Repeated motions follow an exacting method, yet each iteration is unique and immediate, a translation of painterly expression.
Zara Dolan is an Irish born, New Zealand artist. Her current series of work involves one-off monotype prints created on a large traditional printmaking press. Dolan’s work presents a dynamic energy - a suspended moment of lively animation. Drawing on abstract expressionist gesture, her mark making is direct and intuitive, mediated only by the application of colour and the printing process. It is Dolan’s intention, through her role as intermediary, that the emotive action achieves form and chaos realizes order during the printing process. The titles of each work encodes the process.

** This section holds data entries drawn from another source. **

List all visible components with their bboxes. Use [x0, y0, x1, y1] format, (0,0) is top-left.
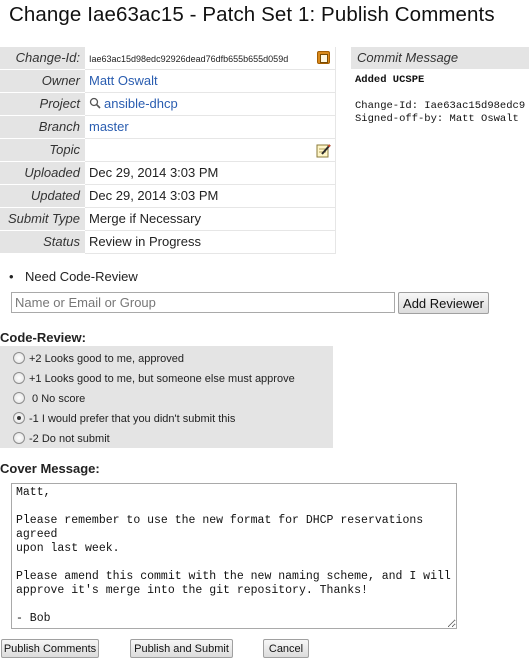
change-info-table: Change-Id: Iae63ac15d98edc92926dead76dfb… [0, 47, 336, 254]
publish-and-submit-button[interactable]: Publish and Submit [130, 639, 233, 658]
updated-value: Dec 29, 2014 3:03 PM [85, 184, 336, 208]
option-label: +1 Looks good to me, but someone else mu… [29, 373, 295, 385]
info-label: Branch [0, 115, 85, 139]
cover-message-textarea[interactable]: Matt, Please remember to use the new for… [11, 483, 457, 629]
info-label: Project [0, 92, 85, 116]
code-review-option-plus2[interactable]: +2 Looks good to me, approved [13, 352, 184, 366]
code-review-options: +2 Looks good to me, approved +1 Looks g… [0, 346, 333, 448]
add-reviewer-button[interactable]: Add Reviewer [398, 292, 489, 314]
info-row-updated: Updated Dec 29, 2014 3:03 PM [0, 184, 336, 208]
radio-button-checked[interactable] [13, 412, 25, 424]
info-label: Status [0, 230, 85, 254]
option-label: -2 Do not submit [29, 433, 110, 445]
cover-message-label: Cover Message: [0, 461, 100, 476]
info-label: Submit Type [0, 207, 85, 231]
info-row-submit-type: Submit Type Merge if Necessary [0, 207, 336, 231]
owner-link[interactable]: Matt Oswalt [89, 73, 158, 88]
option-label: -1 I would prefer that you didn't submit… [29, 413, 236, 425]
info-label: Change-Id: [0, 47, 85, 70]
info-row-topic: Topic [0, 138, 336, 162]
change-id-value: Iae63ac15d98edc92926dead76dfb655b655d059… [89, 54, 289, 65]
code-review-option-plus1[interactable]: +1 Looks good to me, but someone else mu… [13, 372, 295, 386]
code-review-option-minus2[interactable]: -2 Do not submit [13, 432, 110, 446]
commit-message-header: Commit Message [351, 47, 529, 69]
status-value: Review in Progress [85, 230, 336, 254]
need-code-review-item: • Need Code-Review [9, 269, 138, 284]
radio-button[interactable] [13, 352, 25, 364]
info-label: Updated [0, 184, 85, 208]
option-label: +2 Looks good to me, approved [29, 353, 185, 365]
cancel-button[interactable]: Cancel [263, 639, 309, 658]
info-label: Owner [0, 69, 85, 93]
page-title: Change Iae63ac15 - Patch Set 1: Publish … [9, 3, 495, 26]
uploaded-value: Dec 29, 2014 3:03 PM [85, 161, 336, 185]
info-row-owner: Owner Matt Oswalt [0, 69, 336, 93]
radio-button[interactable] [13, 372, 25, 384]
search-icon[interactable] [89, 97, 101, 109]
info-row-change-id: Change-Id: Iae63ac15d98edc92926dead76dfb… [0, 47, 336, 70]
option-label: 0 No score [29, 393, 86, 405]
info-label: Uploaded [0, 161, 85, 185]
branch-link[interactable]: master [89, 119, 129, 134]
code-review-option-minus1[interactable]: -1 I would prefer that you didn't submit… [13, 412, 235, 426]
edit-pencil-icon[interactable] [316, 143, 331, 158]
commit-signed-off-line: Signed-off-by: Matt Oswalt [355, 113, 519, 125]
bullet-icon: • [9, 269, 14, 284]
commit-change-id-line: Change-Id: Iae63ac15d98edc9 [355, 100, 526, 112]
publish-comments-button[interactable]: Publish Comments [1, 639, 99, 658]
info-row-project: Project ansible-dhcp [0, 92, 336, 116]
project-link[interactable]: ansible-dhcp [104, 96, 178, 111]
submit-type-value: Merge if Necessary [85, 207, 336, 231]
code-review-label: Code-Review: [0, 330, 86, 345]
info-row-status: Status Review in Progress [0, 230, 336, 254]
radio-button[interactable] [13, 432, 25, 444]
info-label: Topic [0, 138, 85, 162]
copy-clipboard-icon[interactable] [317, 51, 330, 64]
radio-button[interactable] [13, 392, 25, 404]
commit-message-panel: Commit Message Added UCSPE Change-Id: Iae… [351, 47, 529, 133]
need-code-review-label: Need Code-Review [25, 269, 138, 284]
code-review-option-zero[interactable]: 0 No score [13, 392, 85, 406]
info-row-uploaded: Uploaded Dec 29, 2014 3:03 PM [0, 161, 336, 185]
info-row-branch: Branch master [0, 115, 336, 139]
commit-subject: Added UCSPE [355, 74, 425, 86]
reviewer-search-input[interactable] [11, 292, 395, 313]
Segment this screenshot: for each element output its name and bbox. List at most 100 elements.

The process-based nature of monotype prints is central to Dolan’s practice; repeated motions follow an exacting method, yet each iteration is unique and immediate, a translation of painterly expression. Her works purposefully create an intense sensory experience through commotion and bursts of colour. Elements alternately push forward or sink back in a painterly double exposure; a confusion of foreground and middle distance, which further renders a vibrant yet unhinged atmosphere.
Similarly, Dolan’s oil paintings echo process and how form translates into movement - her textured brushwork of vibrant, lyrical colour gives a sense of dynamic energy. The gesture of Dolan’s mark-making is carefully composed, attentive to the relationships between them and to the weight of each expressive brushstroke. Inspired by the valley where she lives, this way of abstract painting is another aspect of the artist’s spirited process – the experience of being in nature and the representation of landscape.
Dolan recently completed her Masters in Fine Arts at the University of Canterbury (ILAM). She previously studied a BA (Honours) Degree in Fine Arts in Ireland. She currently lives and works in Otautahi, Christchurch.